“Öyle ıskalanmış bir hayat olarak kabul etmiyordu taa ki. Bir şeylerin artık olmadığı olsa bile lezzetini almadığı zamana kadar”. Elinden kalemi bıraktı. Kafasını cama çevirdi. Dışarıda bir gökyüzü sulusepken. Bir yere gelip tıkanıyordu. Yazdırmıyordu hava da. O da sulu sepken içine pus karışmış bir kısmını cama bulaştırmışlık.
“Biliyordu ayrılık daha çok seviliyordu. Kısmet de hep ondan yana. Ayrılık hemen hızlı geçen zamanlarda büyür çiçek ağaç oluverir asırlık zamanlar kolay olurdu. Hep yürekler de keşkeli bir dolu arama bir telaşlı karıştırma cep karıştırır gibi hafızayı, etrafa bakınma “.
“Keşke” dedi. Olmaz olur mu onun da keşkeleri vardı.
“Ve şeytanın beklediği günahlara özlem, bir yerinde saklanmış yüreğin ıssızlığın bekçisi, yaşamak tekrarları yineleri çok sever”.
Kar biraz da yanına aldığı yağmur camı tıkırtadıp duruyorlar.
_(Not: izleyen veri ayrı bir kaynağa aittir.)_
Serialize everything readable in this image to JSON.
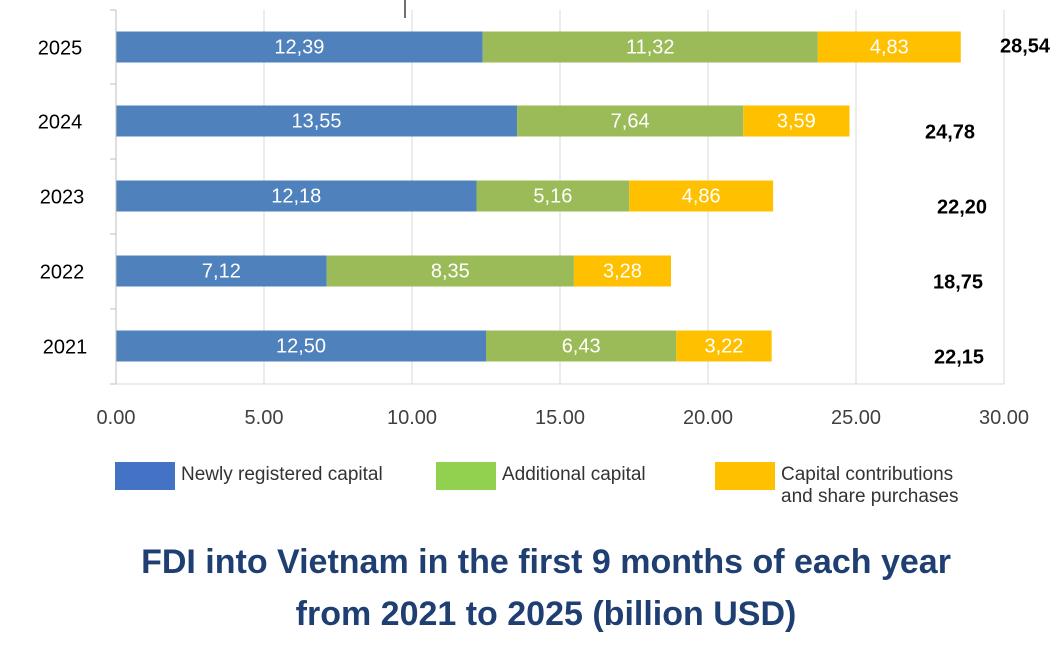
{
  "colors": {
    "newly_registered": "#4f81bd",
    "additional": "#9bbb59",
    "contributions": "#ffc000",
    "title": "#1f3f73"
  },
  "chart_data": {
    "type": "bar",
    "orientation": "horizontal",
    "stacked": true,
    "categories": [
      "2025",
      "2024",
      "2023",
      "2022",
      "2021"
    ],
    "series": [
      {
        "name": "Newly registered capital",
        "values": [
          12.39,
          13.55,
          12.18,
          7.12,
          12.5
        ],
        "labels": [
          "12,39",
          "13,55",
          "12,18",
          "7,12",
          "12,50"
        ]
      },
      {
        "name": "Additional capital",
        "values": [
          11.32,
          7.64,
          5.16,
          8.35,
          6.43
        ],
        "labels": [
          "11,32",
          "7,64",
          "5,16",
          "8,35",
          "6,43"
        ]
      },
      {
        "name": "Capital contributions and share purchases",
        "values": [
          4.83,
          3.59,
          4.86,
          3.28,
          3.22
        ],
        "labels": [
          "4,83",
          "3,59",
          "4,86",
          "3,28",
          "3,22"
        ]
      }
    ],
    "totals": [
      "28,54",
      "24,78",
      "22,20",
      "18,75",
      "22,15"
    ],
    "xlim": [
      0,
      30
    ],
    "xticks": [
      "0.00",
      "5.00",
      "10.00",
      "15.00",
      "20.00",
      "25.00",
      "30.00"
    ],
    "grid": true,
    "legend_position": "bottom",
    "title": "FDI into Vietnam in the first 9 months of each year from  2021 to 2025 (billion USD)"
  },
  "legend": {
    "newly": "Newly registered capital",
    "additional": "Additional capital",
    "contrib_line1": "Capital contributions",
    "contrib_line2": "and share purchases"
  },
  "title": {
    "line1": "FDI into Vietnam in the first 9 months of each year",
    "line2": "from  2021 to 2025 (billion USD)"
  }
}
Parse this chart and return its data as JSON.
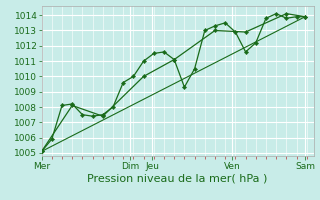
{
  "xlabel": "Pression niveau de la mer( hPa )",
  "bg_color": "#c8ece8",
  "grid_color": "#ffffff",
  "line_color": "#1a6b1a",
  "ylim": [
    1004.8,
    1014.6
  ],
  "yticks": [
    1005,
    1006,
    1007,
    1008,
    1009,
    1010,
    1011,
    1012,
    1013,
    1014
  ],
  "xlim": [
    0,
    160
  ],
  "day_labels": [
    "Mer",
    "Dim",
    "Jeu",
    "Ven",
    "Sam"
  ],
  "day_positions": [
    0,
    52,
    65,
    112,
    155
  ],
  "series1_x": [
    0,
    6,
    12,
    18,
    24,
    30,
    36,
    42,
    48,
    54,
    60,
    66,
    72,
    78,
    84,
    90,
    96,
    102,
    108,
    114,
    120,
    126,
    132,
    138,
    144,
    150,
    155
  ],
  "series1_y": [
    1005.1,
    1005.9,
    1008.1,
    1008.2,
    1007.5,
    1007.4,
    1007.5,
    1008.0,
    1009.6,
    1010.0,
    1011.0,
    1011.5,
    1011.6,
    1011.1,
    1009.3,
    1010.5,
    1013.0,
    1013.3,
    1013.5,
    1012.9,
    1011.6,
    1012.2,
    1013.8,
    1014.1,
    1013.8,
    1013.9,
    1013.9
  ],
  "series2_x": [
    0,
    18,
    36,
    60,
    78,
    102,
    120,
    144,
    155
  ],
  "series2_y": [
    1005.1,
    1008.1,
    1007.4,
    1010.0,
    1011.1,
    1013.0,
    1012.9,
    1014.1,
    1013.9
  ],
  "series3_x": [
    0,
    155
  ],
  "series3_y": [
    1005.1,
    1013.9
  ],
  "xlabel_fontsize": 8,
  "ytick_fontsize": 6.5,
  "xtick_fontsize": 6.5
}
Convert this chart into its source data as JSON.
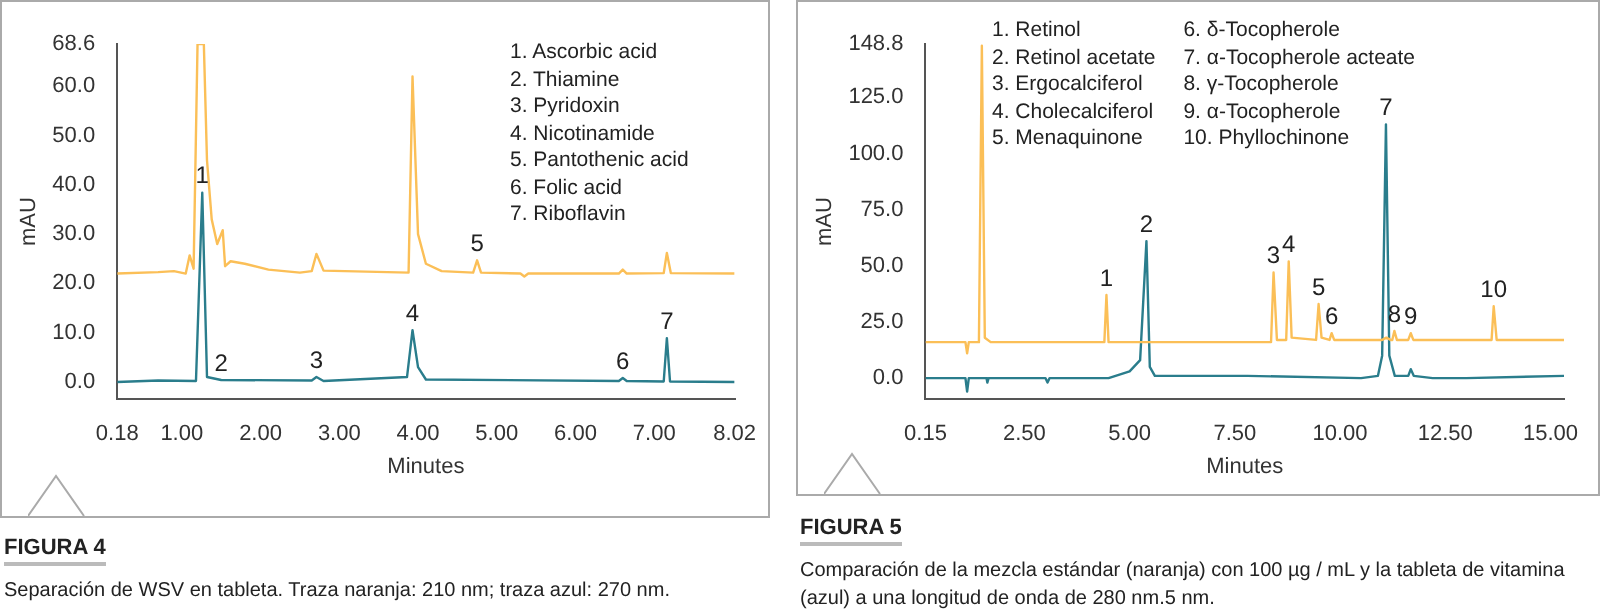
{
  "chart_data": [
    {
      "type": "line",
      "title": "FIGURA 4",
      "subtitle": "Separación de WSV en tableta. Traza naranja: 210 nm; traza azul: 270 nm.",
      "xlabel": "Minutes",
      "ylabel": "mAU",
      "xlim": [
        0.18,
        8.02
      ],
      "xticks": [
        {
          "value": 0.18,
          "label": "0.18"
        },
        {
          "value": 1,
          "label": "1.00"
        },
        {
          "value": 2,
          "label": "2.00"
        },
        {
          "value": 3,
          "label": "3.00"
        },
        {
          "value": 4,
          "label": "4.00"
        },
        {
          "value": 5,
          "label": "5.00"
        },
        {
          "value": 6,
          "label": "6.00"
        },
        {
          "value": 7,
          "label": "7.00"
        },
        {
          "value": 8.02,
          "label": "8.02"
        }
      ],
      "ylim": [
        -3.5,
        68.6
      ],
      "yticks": [
        {
          "value": 0,
          "label": "0.0"
        },
        {
          "value": 10,
          "label": "10.0"
        },
        {
          "value": 20,
          "label": "20.0"
        },
        {
          "value": 30,
          "label": "30.0"
        },
        {
          "value": 40,
          "label": "40.0"
        },
        {
          "value": 50,
          "label": "50.0"
        },
        {
          "value": 60,
          "label": "60.0"
        },
        {
          "value": 68.6,
          "label": "68.6"
        }
      ],
      "series": [
        {
          "color": "#fbbf57",
          "x": [
            0.18,
            0.7,
            0.9,
            1.05,
            1.1,
            1.15,
            1.2,
            1.28,
            1.32,
            1.38,
            1.45,
            1.52,
            1.55,
            1.62,
            1.8,
            2.1,
            2.5,
            2.65,
            2.71,
            2.8,
            3.88,
            3.93,
            4.0,
            4.1,
            4.3,
            4.7,
            4.75,
            4.8,
            5.3,
            5.35,
            5.4,
            6.55,
            6.6,
            6.65,
            7.12,
            7.16,
            7.21,
            8.02
          ],
          "values": [
            22,
            22.3,
            22.5,
            22,
            25.7,
            23,
            68.6,
            68.6,
            45,
            33,
            28,
            30.8,
            23.5,
            24.5,
            24,
            22.8,
            22.2,
            22.5,
            26,
            22.6,
            22.2,
            62,
            30,
            24,
            22.5,
            22.2,
            24.7,
            22.2,
            22,
            21.4,
            22,
            22,
            22.8,
            22,
            22.1,
            26.2,
            22.1,
            22
          ]
        },
        {
          "color": "#2a7d8c",
          "x": [
            0.18,
            0.7,
            1.18,
            1.26,
            1.32,
            1.5,
            2.65,
            2.71,
            2.8,
            3.86,
            3.93,
            4.0,
            4.1,
            6.55,
            6.6,
            6.65,
            7.12,
            7.16,
            7.2,
            8.02
          ],
          "values": [
            0,
            0.3,
            0.2,
            38.4,
            1,
            0.4,
            0.3,
            1,
            0.2,
            1,
            10.5,
            3,
            0.5,
            0.2,
            0.8,
            0.2,
            0.1,
            8.9,
            0.1,
            0
          ]
        }
      ],
      "annotations": [
        "1. Ascorbic acid",
        "2. Thiamine",
        "3. Pyridoxin",
        "4. Nicotinamide",
        "5. Pantothenic acid",
        "6. Folic acid",
        "7. Riboflavin",
        {
          "text": "1",
          "x": 1.26,
          "y": 38.4
        },
        {
          "text": "2",
          "x": 1.5,
          "y": 0.4
        },
        {
          "text": "3",
          "x": 2.71,
          "y": 1
        },
        {
          "text": "4",
          "x": 3.93,
          "y": 10.5
        },
        {
          "text": "5",
          "x": 4.75,
          "y": 24.7
        },
        {
          "text": "6",
          "x": 6.6,
          "y": 0.8
        },
        {
          "text": "7",
          "x": 7.16,
          "y": 8.9
        }
      ]
    },
    {
      "type": "line",
      "title": "FIGURA 5",
      "subtitle": "Comparación de la mezcla estándar (naranja) con 100 µg / mL y la tableta de vitamina (azul) a una longitud de onda de 280 nm.5 nm.",
      "xlabel": "Minutes",
      "ylabel": "mAU",
      "xlim": [
        0.15,
        15.32
      ],
      "xticks": [
        {
          "value": 0.15,
          "label": "0.15"
        },
        {
          "value": 2.5,
          "label": "2.50"
        },
        {
          "value": 5,
          "label": "5.00"
        },
        {
          "value": 7.5,
          "label": "7.50"
        },
        {
          "value": 10,
          "label": "10.00"
        },
        {
          "value": 12.5,
          "label": "12.50"
        },
        {
          "value": 15,
          "label": "15.00"
        }
      ],
      "ylim": [
        -9.4,
        148.8
      ],
      "yticks": [
        {
          "value": 0,
          "label": "0.0"
        },
        {
          "value": 25,
          "label": "25.0"
        },
        {
          "value": 50,
          "label": "50.0"
        },
        {
          "value": 75,
          "label": "75.0"
        },
        {
          "value": 100,
          "label": "100.0"
        },
        {
          "value": 125,
          "label": "125.0"
        },
        {
          "value": 148.8,
          "label": "148.8"
        }
      ],
      "series": [
        {
          "color": "#fbbf57",
          "x": [
            0.15,
            1.1,
            1.14,
            1.18,
            1.42,
            1.49,
            1.56,
            1.7,
            4.4,
            4.45,
            4.5,
            8.36,
            8.42,
            8.5,
            8.72,
            8.78,
            8.85,
            9.43,
            9.49,
            9.56,
            9.75,
            9.8,
            9.86,
            11.0,
            11.1,
            11.2,
            11.24,
            11.29,
            11.35,
            11.62,
            11.68,
            11.74,
            13.6,
            13.65,
            13.72,
            15.32
          ],
          "values": [
            16,
            16,
            11,
            16,
            16,
            148,
            18,
            16,
            16,
            37,
            16,
            16,
            47,
            17,
            17,
            52,
            18,
            17,
            33,
            18,
            17,
            20,
            17,
            17,
            18,
            17,
            17,
            21,
            17,
            17,
            20,
            17,
            17,
            32,
            17,
            17
          ]
        },
        {
          "color": "#2a7d8c",
          "x": [
            0.15,
            1.1,
            1.14,
            1.18,
            1.6,
            1.62,
            1.65,
            3.0,
            3.05,
            3.1,
            4.5,
            5.0,
            5.25,
            5.4,
            5.48,
            5.6,
            7.8,
            10.5,
            10.9,
            11.0,
            11.09,
            11.17,
            11.3,
            11.62,
            11.68,
            11.75,
            12.2,
            13,
            15.32
          ],
          "values": [
            0,
            0,
            -6,
            0,
            0,
            -2,
            0,
            0,
            -2,
            0,
            0,
            3,
            8,
            61,
            5,
            1,
            1,
            0,
            1,
            10,
            113,
            10,
            1,
            1,
            4,
            1,
            0,
            0,
            1
          ]
        }
      ],
      "annotations": [
        "1. Retinol",
        "2. Retinol acetate",
        "3. Ergocalciferol",
        "4. Cholecalciferol",
        "5. Menaquinone",
        "6. δ-Tocopherole",
        "7. α-Tocopherole acteate",
        "8. γ-Tocopherole",
        "9. α-Tocopherole",
        "10. Phyllochinone",
        {
          "text": "1",
          "x": 4.45,
          "y": 37
        },
        {
          "text": "2",
          "x": 5.4,
          "y": 61
        },
        {
          "text": "3",
          "x": 8.42,
          "y": 47
        },
        {
          "text": "4",
          "x": 8.78,
          "y": 52
        },
        {
          "text": "5",
          "x": 9.49,
          "y": 33
        },
        {
          "text": "6",
          "x": 9.8,
          "y": 20
        },
        {
          "text": "7",
          "x": 11.09,
          "y": 113
        },
        {
          "text": "8",
          "x": 11.29,
          "y": 21
        },
        {
          "text": "9",
          "x": 11.68,
          "y": 20
        },
        {
          "text": "10",
          "x": 13.65,
          "y": 32
        }
      ]
    }
  ]
}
Aç camı biz geldik. Camı açıyor buz gibi bir hava. Sulu sepken gelişinden belli.
“Çoktandır beklenilmiş, hesabı bile görülmüş iç hesaplaşmalarla, bedeli ödenmiş, servis bedeli bile fazlasıyla, yine de bir yerlerde kalmış olabilirlik. Acıyor işte burulmuş yürek. Bilmeden buralara kadar yaşayıp gelmeler”.
Bıraktı kalktı. Çaydanlık çağırıyordu. Gel al çayını.